Yo si voy a ir a votar el domingo. Lo haré porque, viviendo en democracia, es imperativo aprovechar todas y cada una de las oportunidades que se nos dan para hacer oír nuestra voz. Lo haré porque creo que, ejerciendo mi derecho, legitimo mi derecho a intervenir, al elogio y a la crítica. Lo haré porque, para mí, un día de elecciones es un día de fiesta y quiero participar de ella. Y votaré porque tengo ideas o ideales.
Pero, aparte de todas estas razones, me gustaría poder hacerlo porque me han convencido, más que una ideología indefinida, las propuestas concretas de un programa. Porque creo en la naturaleza de las instituciones que voy a ayudar a configurar. O porque el mandato que traslado con mi voto será útil y podrá ser vigilado.
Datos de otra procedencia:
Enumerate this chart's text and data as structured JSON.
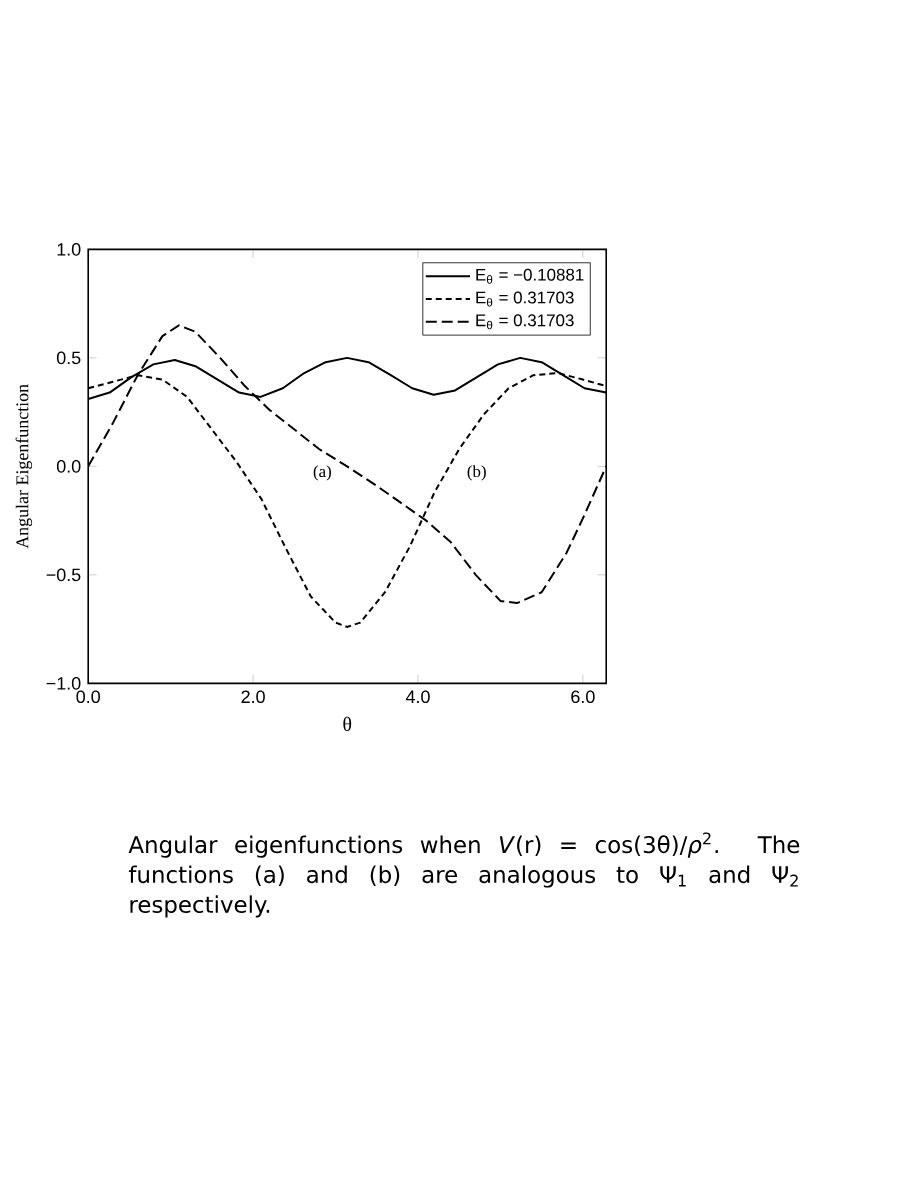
{
  "chart_data": {
    "type": "line",
    "xlabel": "θ",
    "ylabel": "Angular Eigenfunction",
    "xlim": [
      0,
      6.2832
    ],
    "ylim": [
      -1,
      1
    ],
    "xticks": [
      {
        "value": 0,
        "label": "0.0"
      },
      {
        "value": 2,
        "label": "2.0"
      },
      {
        "value": 4,
        "label": "4.0"
      },
      {
        "value": 6,
        "label": "6.0"
      }
    ],
    "yticks": [
      {
        "value": -1,
        "label": "−1.0"
      },
      {
        "value": -0.5,
        "label": "−0.5"
      },
      {
        "value": 0,
        "label": "0.0"
      },
      {
        "value": 0.5,
        "label": "0.5"
      },
      {
        "value": 1,
        "label": "1.0"
      }
    ],
    "legend": "top right",
    "grid": false,
    "series": [
      {
        "name": "E$_{θ}$ = −0.10881",
        "color": "#000000",
        "line_style": "solid",
        "x": [
          0,
          0.26,
          0.52,
          0.79,
          1.05,
          1.31,
          1.57,
          1.83,
          2.09,
          2.36,
          2.62,
          2.88,
          3.14,
          3.4,
          3.67,
          3.93,
          4.19,
          4.45,
          4.71,
          4.97,
          5.24,
          5.5,
          5.76,
          6.02,
          6.283
        ],
        "values": [
          0.31,
          0.34,
          0.41,
          0.47,
          0.49,
          0.46,
          0.4,
          0.34,
          0.32,
          0.36,
          0.43,
          0.48,
          0.5,
          0.48,
          0.42,
          0.36,
          0.33,
          0.35,
          0.41,
          0.47,
          0.5,
          0.48,
          0.42,
          0.36,
          0.34
        ]
      },
      {
        "name": "E$_{θ}$ =  0.31703",
        "color": "#000000",
        "line_style": "dashed",
        "x": [
          0,
          0.3,
          0.6,
          0.9,
          1.2,
          1.5,
          1.8,
          2.1,
          2.4,
          2.7,
          3.0,
          3.14,
          3.3,
          3.6,
          3.9,
          4.2,
          4.5,
          4.8,
          5.1,
          5.4,
          5.7,
          6.0,
          6.283
        ],
        "values": [
          0.36,
          0.39,
          0.42,
          0.4,
          0.32,
          0.17,
          0.02,
          -0.15,
          -0.38,
          -0.6,
          -0.72,
          -0.74,
          -0.72,
          -0.58,
          -0.37,
          -0.12,
          0.08,
          0.24,
          0.36,
          0.42,
          0.43,
          0.4,
          0.37
        ]
      },
      {
        "name": "E$_{θ}$ =  0.31703",
        "color": "#000000",
        "line_style": "dashed",
        "x": [
          0,
          0.3,
          0.6,
          0.9,
          1.1,
          1.3,
          1.6,
          1.9,
          2.2,
          2.5,
          2.8,
          3.14,
          3.5,
          3.8,
          4.1,
          4.4,
          4.7,
          5.0,
          5.2,
          5.5,
          5.8,
          6.0,
          6.283
        ],
        "values": [
          0.0,
          0.2,
          0.42,
          0.6,
          0.65,
          0.62,
          0.5,
          0.37,
          0.26,
          0.17,
          0.08,
          0.0,
          -0.09,
          -0.17,
          -0.25,
          -0.35,
          -0.5,
          -0.62,
          -0.63,
          -0.58,
          -0.4,
          -0.24,
          0.0
        ]
      }
    ],
    "annotations": [
      "(a)",
      "(b)",
      "Angular eigenfunctions when *V*(r) = cos(3θ)/*ρ*$^{2}$. The functions (a) and (b) are analogous to Ψ$_{1}$ and Ψ$_{2}$ respectively."
    ]
  }
}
Estoy seguro de que muchos de los candidatos se han dedicado a trasladar mensajes dirigidos a convencer a los votantes en todos estos aspectos. Pero, lamentablemente, no estoy tan seguro de que hayan llegado.
Audiencias mediocres en los debates de televisión, mítines de pequeñas dimensiones en los que todos los asistentes ya están convencidos, extrañas coaliciones de partidos con tantas discrepancias como intereses comunes, y, en definitiva, una legislatura más tarde, desconocimiento general y profundo de lo que se hace y para lo que sirven las instituciones europeas.
A preguntas comunes como ¿qué tenemos en común los españoles y los checos? o, si es tan importante el Parlamento Europeo, ¿por qué nunca sale en los informativos?, nos han respondido con aviones militares, gripe A y caso Gürtel.